US Equity Market Structure: Round Lots, Odd Lots vs. Delays in Tick Size and Access Fees
On November 3, US stock exchanges and market data vendors implemented a major change: redefining round-lot sizes and updating the securities information processors (SIPs) to disseminate size in shares.
Instead of a fixed round-lot size of 100 shares, the SEC shifted to a system based on stock prices: 100 shares, 40 shares, 10 shares, or 1 share. The tiered system recognizes that retail investors cannot afford to trade 100 shares of higher-priced stocks – such as Alphabet, Netflix, and Meta Platforms.
The changes are meant to increase transparency into odd lots for retail investors and create more of a level playing field t with institutional customers. One of the biggest impacts will be narrower spreads for expensive stocks where prices for less than 100 shares were never displayed before, and now will be displayed in smaller quantities.
Yet the changes only affect stocks above $250 a share, impacting about 200 names, while 4,700 remain unchanged.
In May of 2026, the SIPs will add odd-lot quote information to core data, including the odd-lot bids and offers that are priced at or better than the NBBO to the consolidated tape. Retail investors – who mainly trade in odd-lot size – will finally get visibility into odd-lot quotes. See Round-Lots, Odd-Lots Push Forward, while SEC Delays Tick-Size and Access Fees.
However, these changes could be the tip of the iceberg. The SEC has delayed the compliance deadline for Regulation NMS tick-size and access-fees rules for one year – until November 2026.
What’s ahead: With the implementation of SIP reforms moving forward, the SEC could table the decision on tick-size and access fees until it decides on the Order Protection Rule.
The Order Protection Rule under Fire
Few subjects triggered more debate in 2025 than the SEC reconsidering the Order Protection Rule or Rule 611 under Regulation NMS, which could reshape equity market structure and overhaul order-routing practices.
Designed to protect against trade-throughs, OPR prevents exchanges (and brokers) from executing a trade at a price inferior to a better priced, immediately available, automated quotation, displayed on another exchange.
Supporters argue that it serves as backstop for best execution for retail investors. Critics blame it for causing venue proliferation, fragmentation, high connectivity, and data costs as it requires brokers to connect to each new exchange, even with one or two percent market share.
There is consensus that something will happen to OPR, partly because SEC Chair Paul Atkins voted against the rule 20 years ago. Another reason is that the rule is problematic for bringing crypto exchanges into the SEC framework.
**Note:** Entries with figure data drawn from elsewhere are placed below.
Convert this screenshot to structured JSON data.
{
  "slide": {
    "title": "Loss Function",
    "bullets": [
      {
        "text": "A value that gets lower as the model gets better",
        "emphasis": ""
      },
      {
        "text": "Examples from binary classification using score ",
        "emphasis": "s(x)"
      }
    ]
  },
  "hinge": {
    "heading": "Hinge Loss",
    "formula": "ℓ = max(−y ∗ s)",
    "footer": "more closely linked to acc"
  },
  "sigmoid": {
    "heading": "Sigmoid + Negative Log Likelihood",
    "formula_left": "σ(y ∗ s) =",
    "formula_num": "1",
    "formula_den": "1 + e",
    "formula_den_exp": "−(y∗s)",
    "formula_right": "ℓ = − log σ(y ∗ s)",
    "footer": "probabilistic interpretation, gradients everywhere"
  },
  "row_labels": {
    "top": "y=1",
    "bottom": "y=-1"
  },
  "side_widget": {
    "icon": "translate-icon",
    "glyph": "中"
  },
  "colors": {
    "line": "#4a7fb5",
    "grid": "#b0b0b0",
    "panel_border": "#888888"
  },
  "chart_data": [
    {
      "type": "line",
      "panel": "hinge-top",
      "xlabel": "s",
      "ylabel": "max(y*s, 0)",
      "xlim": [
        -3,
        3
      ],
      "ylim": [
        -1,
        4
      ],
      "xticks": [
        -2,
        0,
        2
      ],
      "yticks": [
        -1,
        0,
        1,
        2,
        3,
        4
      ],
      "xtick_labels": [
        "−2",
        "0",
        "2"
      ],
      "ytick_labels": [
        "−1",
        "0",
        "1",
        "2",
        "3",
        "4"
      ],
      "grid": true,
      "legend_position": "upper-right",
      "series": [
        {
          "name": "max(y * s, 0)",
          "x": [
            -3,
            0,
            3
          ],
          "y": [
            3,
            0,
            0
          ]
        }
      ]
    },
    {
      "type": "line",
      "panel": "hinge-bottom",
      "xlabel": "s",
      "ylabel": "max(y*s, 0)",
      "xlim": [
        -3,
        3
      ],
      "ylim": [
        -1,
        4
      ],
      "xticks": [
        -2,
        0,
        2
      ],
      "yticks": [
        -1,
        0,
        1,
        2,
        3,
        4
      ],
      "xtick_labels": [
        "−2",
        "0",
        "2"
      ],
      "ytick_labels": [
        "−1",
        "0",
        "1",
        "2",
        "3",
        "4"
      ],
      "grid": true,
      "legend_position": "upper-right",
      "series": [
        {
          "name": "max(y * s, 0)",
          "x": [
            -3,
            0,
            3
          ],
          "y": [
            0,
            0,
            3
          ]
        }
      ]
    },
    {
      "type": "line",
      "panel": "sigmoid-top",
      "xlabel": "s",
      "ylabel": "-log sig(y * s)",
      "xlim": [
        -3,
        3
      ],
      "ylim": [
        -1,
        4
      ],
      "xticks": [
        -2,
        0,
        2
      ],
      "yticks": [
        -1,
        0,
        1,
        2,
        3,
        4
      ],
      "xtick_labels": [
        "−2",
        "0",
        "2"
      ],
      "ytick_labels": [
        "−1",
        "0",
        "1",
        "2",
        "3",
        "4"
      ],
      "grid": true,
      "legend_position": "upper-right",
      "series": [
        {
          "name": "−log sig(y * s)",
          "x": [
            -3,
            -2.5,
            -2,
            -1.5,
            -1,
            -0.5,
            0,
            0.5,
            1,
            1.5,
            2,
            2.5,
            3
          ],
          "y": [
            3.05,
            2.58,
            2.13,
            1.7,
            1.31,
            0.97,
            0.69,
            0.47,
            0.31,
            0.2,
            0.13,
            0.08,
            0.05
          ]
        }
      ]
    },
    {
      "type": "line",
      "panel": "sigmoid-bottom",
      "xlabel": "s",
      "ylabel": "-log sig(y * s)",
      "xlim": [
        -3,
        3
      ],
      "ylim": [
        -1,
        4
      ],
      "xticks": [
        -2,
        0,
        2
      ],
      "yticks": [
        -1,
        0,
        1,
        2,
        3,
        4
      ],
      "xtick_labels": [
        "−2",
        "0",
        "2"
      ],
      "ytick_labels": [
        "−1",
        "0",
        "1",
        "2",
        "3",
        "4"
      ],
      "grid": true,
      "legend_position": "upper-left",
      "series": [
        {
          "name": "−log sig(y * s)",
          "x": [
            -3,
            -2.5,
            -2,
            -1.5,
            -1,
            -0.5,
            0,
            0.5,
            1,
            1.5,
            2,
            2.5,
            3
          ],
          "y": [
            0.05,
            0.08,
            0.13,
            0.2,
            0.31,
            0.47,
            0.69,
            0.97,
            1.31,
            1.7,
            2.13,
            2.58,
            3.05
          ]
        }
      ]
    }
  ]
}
The SEC is preparing for the tokenization of U.S. equities which trade in real time on the blockchain.
Speaking at the STA market structure conference on the panel Retail Investing: New Tools, New Rules, one leading retail brokerage execution said his firm was “for the recission of 611 because it believed there should be competition driving the marketplace and not regulatory restrictions.” See The Order Protection Rule: Is an Equity Market Structure Shake-Up Ahead?
However, not everyone wants OPR to go away and some worry about the unintended consequences of tweaking OPR with its interconnected rules.
At STA, market participants suggested potential remedies, such as changing the market data revenue allocation formula, imposing volume thresholds, and lifting the ban on locked-and-crossed markets. The SEC also needs to decide what it wants to do with tick sizes and access fees.
The year ended with uncertainty about the future of OPR. In December, the SEC held a second roundtable at the University of Austin to get further feedback on how potential changes to Reg NMS could impact market data, such as the NBBO, and best execution.
What’s ahead: According to an SEC official, the regulator expects to file a proposal in 2026 on OPR and its associated rules.